Infecções inicialmente simples, como uma gripe ou diarreia, às vezes precipitam quadros um pouco raros, como a Síndrome de Guillain-Barré ou a Síndrome Hemolítico-Urêmica.
Nada impede, ainda, que você seja portador de alguma doença genética rara, como o Angioedema Hereditário ou a Coréia de Huntington e ainda vá manifestar seus sintomas.
Sim, tudo isso existe e não estamos a salvo.
O que fazer diante desse fim?
Poderia ficar horas descrevendo doenças estranhas ou assustadoras – para ficar só nos problemas de saúde. Mas acho que já defendi meu ponto: não temos qualquer garantia na vida.
Mas e daí? Abraçamos-nos todos e esperamos a morte chegar? Antecipamos a coisa toda e vamos nós ao encontro da morte?
Creio que não. Nesse ponto eu compartilho um pouco da visão do Alex Castro.
Se só tecido morto não dói, a própria dor e a possibilidade da dor fazem parte do que nos define. Como diz Tyler Durden – com o perdão do clichê – é só quando aceitamos a dor, quando nos dispomos a perder tudo é que podemos fazer qualquer coisa.

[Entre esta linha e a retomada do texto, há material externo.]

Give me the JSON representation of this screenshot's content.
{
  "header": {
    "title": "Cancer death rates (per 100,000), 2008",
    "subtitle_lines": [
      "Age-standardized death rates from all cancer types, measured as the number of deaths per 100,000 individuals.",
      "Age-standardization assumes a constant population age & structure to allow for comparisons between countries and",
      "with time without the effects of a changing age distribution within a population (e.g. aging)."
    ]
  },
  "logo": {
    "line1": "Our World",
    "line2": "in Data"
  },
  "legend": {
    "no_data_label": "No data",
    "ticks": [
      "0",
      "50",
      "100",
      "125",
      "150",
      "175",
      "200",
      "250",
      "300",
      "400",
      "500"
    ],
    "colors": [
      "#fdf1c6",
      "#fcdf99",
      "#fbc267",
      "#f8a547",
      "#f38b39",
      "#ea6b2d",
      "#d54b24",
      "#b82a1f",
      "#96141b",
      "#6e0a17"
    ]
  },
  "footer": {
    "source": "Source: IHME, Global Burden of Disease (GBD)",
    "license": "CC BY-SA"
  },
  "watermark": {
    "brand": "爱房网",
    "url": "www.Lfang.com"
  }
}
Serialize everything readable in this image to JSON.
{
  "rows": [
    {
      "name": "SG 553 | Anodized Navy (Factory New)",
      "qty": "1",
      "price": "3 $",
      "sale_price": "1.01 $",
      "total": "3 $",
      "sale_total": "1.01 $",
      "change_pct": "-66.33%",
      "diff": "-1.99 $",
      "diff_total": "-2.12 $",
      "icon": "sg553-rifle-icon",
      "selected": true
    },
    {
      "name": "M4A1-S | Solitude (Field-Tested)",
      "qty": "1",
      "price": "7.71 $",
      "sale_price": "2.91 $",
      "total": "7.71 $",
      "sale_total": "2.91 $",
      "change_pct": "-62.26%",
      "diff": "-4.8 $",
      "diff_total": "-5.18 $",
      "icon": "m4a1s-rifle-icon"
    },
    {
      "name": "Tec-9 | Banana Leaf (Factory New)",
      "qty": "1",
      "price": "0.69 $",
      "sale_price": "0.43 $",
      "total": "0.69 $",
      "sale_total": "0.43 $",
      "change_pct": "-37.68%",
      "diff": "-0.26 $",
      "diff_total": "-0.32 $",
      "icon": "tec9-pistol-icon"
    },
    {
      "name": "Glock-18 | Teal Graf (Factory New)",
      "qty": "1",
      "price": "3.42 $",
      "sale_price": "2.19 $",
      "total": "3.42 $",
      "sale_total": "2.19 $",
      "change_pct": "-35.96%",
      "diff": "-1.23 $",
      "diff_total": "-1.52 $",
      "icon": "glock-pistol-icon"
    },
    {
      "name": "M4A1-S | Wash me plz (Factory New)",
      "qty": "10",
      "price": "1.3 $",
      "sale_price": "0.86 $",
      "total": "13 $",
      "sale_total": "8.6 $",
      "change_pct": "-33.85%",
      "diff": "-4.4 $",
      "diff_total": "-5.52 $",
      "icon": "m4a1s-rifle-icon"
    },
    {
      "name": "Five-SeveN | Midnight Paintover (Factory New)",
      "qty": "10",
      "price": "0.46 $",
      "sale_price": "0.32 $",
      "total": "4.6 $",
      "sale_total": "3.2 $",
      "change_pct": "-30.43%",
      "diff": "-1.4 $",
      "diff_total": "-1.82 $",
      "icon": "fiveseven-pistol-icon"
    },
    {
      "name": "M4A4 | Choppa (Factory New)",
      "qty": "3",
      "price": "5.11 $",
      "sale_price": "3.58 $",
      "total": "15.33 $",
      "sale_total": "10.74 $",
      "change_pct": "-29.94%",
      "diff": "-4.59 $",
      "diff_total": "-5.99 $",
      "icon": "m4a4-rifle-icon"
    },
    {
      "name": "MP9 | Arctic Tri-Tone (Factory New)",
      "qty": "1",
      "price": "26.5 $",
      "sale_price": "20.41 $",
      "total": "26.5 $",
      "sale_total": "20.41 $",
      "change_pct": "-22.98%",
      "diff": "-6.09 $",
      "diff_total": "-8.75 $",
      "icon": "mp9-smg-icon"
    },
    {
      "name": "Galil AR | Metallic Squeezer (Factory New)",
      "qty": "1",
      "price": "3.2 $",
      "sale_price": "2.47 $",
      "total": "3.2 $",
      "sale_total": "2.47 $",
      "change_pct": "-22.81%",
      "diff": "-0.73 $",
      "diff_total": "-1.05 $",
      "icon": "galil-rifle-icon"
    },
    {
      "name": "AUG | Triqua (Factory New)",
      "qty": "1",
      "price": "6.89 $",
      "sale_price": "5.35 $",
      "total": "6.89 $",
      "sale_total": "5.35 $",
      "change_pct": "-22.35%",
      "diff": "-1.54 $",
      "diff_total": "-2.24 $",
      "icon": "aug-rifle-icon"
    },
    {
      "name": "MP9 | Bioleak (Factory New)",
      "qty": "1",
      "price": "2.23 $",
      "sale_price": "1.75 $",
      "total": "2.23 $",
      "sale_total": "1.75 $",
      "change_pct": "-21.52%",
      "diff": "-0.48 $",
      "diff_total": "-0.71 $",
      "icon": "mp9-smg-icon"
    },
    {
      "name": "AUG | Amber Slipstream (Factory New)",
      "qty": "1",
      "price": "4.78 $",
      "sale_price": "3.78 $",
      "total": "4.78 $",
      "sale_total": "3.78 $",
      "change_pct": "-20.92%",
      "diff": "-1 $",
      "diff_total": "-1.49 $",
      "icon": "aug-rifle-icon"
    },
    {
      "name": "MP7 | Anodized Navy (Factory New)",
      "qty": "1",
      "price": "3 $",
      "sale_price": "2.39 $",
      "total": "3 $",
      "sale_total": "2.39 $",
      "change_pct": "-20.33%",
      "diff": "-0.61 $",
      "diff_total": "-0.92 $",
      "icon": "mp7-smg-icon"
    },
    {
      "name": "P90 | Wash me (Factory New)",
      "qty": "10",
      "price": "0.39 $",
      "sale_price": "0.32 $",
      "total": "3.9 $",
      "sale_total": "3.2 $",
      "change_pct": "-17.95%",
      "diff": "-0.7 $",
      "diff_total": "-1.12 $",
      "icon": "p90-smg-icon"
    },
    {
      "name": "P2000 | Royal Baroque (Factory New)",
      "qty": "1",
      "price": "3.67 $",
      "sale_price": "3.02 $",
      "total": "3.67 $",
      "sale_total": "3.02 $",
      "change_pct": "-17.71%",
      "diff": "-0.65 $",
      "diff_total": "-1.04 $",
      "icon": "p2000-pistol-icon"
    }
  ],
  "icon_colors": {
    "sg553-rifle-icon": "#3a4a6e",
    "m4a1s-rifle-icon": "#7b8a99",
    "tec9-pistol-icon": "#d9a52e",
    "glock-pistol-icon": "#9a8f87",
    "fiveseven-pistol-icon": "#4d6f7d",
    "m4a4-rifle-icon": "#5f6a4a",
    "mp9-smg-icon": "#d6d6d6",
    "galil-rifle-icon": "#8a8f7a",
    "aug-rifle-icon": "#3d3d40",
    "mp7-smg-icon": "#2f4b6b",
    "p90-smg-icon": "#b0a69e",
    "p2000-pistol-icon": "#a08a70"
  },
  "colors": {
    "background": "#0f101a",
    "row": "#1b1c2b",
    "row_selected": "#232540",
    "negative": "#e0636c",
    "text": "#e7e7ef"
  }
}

“Primeiro você tem que saber – não temer – saber que um dia vai morrer.”
Estando atento – e aberto – à possibilidade do soco é que se vive para além do medo e do controle. É atravessando o caos de olhos bem abertos que experimentamos plenamente o mundo.
Lembrando-nos da morte (da dor, dos obstáculos, das armadilhas) não nos distraímos dos nossos projetos verdadeiros. Não custa nada reforçar, de novo e de novo, que não temos tempo a perder.
“A vida só se dá pra quem se deu”, como dizia o poeta.